Grazie alle sue eccezionali doti retoriche, gli fu attribuito il soprannome di Crisostomo, che in greco significa "dalla bocca d'oro". Come filosofo e teologo, Giovanni Crisostomo rielaborò e trasmise efficacemente i temi della tradizione patristica greca, in particolare quelli della scuola antiochena, nell'ambito dell'omiletica.

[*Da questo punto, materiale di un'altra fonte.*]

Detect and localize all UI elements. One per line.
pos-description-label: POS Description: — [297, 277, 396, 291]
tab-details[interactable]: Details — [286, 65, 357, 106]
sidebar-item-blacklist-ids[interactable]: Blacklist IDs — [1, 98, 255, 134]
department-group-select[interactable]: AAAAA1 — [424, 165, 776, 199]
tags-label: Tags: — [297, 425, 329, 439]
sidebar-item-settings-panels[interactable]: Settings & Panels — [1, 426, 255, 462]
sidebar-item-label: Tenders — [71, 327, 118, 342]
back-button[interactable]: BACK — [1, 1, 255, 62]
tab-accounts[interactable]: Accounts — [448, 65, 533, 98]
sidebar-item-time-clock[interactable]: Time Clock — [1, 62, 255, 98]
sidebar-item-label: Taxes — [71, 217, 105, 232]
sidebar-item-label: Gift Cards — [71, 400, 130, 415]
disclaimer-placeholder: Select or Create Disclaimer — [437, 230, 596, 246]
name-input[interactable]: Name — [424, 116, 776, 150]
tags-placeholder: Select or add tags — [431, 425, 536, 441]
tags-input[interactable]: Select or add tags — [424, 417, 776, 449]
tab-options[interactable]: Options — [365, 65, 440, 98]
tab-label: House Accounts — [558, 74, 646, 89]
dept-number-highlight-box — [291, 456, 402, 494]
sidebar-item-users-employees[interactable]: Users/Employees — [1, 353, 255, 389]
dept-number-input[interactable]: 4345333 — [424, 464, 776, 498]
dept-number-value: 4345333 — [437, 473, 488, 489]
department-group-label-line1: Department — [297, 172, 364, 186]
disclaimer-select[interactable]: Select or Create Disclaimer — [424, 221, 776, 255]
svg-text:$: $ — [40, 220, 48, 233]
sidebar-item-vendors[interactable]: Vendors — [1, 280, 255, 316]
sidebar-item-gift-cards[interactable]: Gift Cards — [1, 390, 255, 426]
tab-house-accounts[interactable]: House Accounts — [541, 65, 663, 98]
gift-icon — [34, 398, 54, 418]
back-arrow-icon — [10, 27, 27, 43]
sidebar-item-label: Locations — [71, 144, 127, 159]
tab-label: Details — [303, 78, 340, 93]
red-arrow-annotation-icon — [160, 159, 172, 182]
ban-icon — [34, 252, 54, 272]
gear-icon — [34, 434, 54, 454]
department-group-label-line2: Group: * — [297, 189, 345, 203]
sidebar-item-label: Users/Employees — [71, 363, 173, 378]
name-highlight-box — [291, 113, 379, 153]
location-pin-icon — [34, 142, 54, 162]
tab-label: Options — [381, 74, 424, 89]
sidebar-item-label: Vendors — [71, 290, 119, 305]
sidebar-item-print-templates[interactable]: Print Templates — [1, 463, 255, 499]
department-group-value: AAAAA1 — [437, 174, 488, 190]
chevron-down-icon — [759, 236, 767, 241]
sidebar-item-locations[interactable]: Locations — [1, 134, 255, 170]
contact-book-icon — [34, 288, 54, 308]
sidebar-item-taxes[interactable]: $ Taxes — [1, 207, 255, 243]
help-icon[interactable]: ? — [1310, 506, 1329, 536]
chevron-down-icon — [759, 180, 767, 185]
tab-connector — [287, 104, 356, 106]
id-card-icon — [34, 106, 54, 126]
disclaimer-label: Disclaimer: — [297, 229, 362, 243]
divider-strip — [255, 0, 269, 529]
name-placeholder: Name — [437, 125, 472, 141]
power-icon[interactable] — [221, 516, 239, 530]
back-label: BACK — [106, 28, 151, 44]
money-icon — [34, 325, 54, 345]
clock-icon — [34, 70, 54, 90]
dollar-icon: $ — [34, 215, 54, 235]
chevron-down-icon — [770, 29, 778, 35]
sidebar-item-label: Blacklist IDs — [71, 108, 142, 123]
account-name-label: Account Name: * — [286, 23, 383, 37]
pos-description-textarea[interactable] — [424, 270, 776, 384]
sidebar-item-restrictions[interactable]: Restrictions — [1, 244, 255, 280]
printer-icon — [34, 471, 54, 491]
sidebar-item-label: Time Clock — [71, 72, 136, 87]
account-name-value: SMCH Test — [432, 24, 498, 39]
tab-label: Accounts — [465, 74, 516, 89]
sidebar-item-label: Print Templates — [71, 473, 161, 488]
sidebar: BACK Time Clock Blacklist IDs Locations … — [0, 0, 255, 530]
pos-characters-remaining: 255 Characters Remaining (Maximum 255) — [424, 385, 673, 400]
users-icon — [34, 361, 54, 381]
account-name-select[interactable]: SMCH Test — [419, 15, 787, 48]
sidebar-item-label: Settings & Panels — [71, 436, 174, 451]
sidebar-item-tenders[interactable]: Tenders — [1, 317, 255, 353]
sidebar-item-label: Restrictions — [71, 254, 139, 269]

La Liturgia all'epoca di San Giovanni Crisostomo
All'epoca di San Giovanni Crisostomo, la Liturgia si apriva con l'ingresso del vescovo nel tempio e il dono della pace al popolo. Come riportato, "Il padre (vescovo), entrando qui (nel tempio), non sale sul suo seggi senza aver prima augurato la pace a tutti!". Il popolo rispondeva ricambiando l'augurio con "E allo Spirito tuo". Seguivano tre letture bibliche: una tratta dai Profeti, una dagli scritti apostolici e una dai Vangeli. Una volta congedati i non battezzati, le porte della chiesa venivano chiuse, dando inizio alle preghiere dei fedeli, al grande ingresso e al bacio di pace. La celebrazione culminava con l'anafora, il canto dell'inno di vittoria, le parole di Cristo, l'invocazione dello Spirito Santo e l'epiclesi.
La Divina Liturgia di San Giovanni Crisostomo
Similmente a San Basilio, San Giovanni Crisostomo contribuì alla compilazione della Divina Liturgia, attingendo a preghiere liturgiche antiche. Alcune preghiere, tuttavia, furono redatte direttamente da lui. Il nucleo centrale della liturgia è costituito da una sequenza di orazioni tramandate fondamentalmente nella forma in cui venivano pronunciate da San Giovanni Crisostomo durante il suo episcopato a Costantinopoli. La liturgia di San Giovanni Crisostomo, nella sua forma attuale, presenta aggiunte successive, come un inizio differente (VIII secolo), il trisagio e il simbolo di fede (V secolo), l'inno "O figlio unigenito" (Ho monoheghenes), l'inno cherubico e lo zéon (VI secolo), e la soppressione della lettura tratta dai libri profetici.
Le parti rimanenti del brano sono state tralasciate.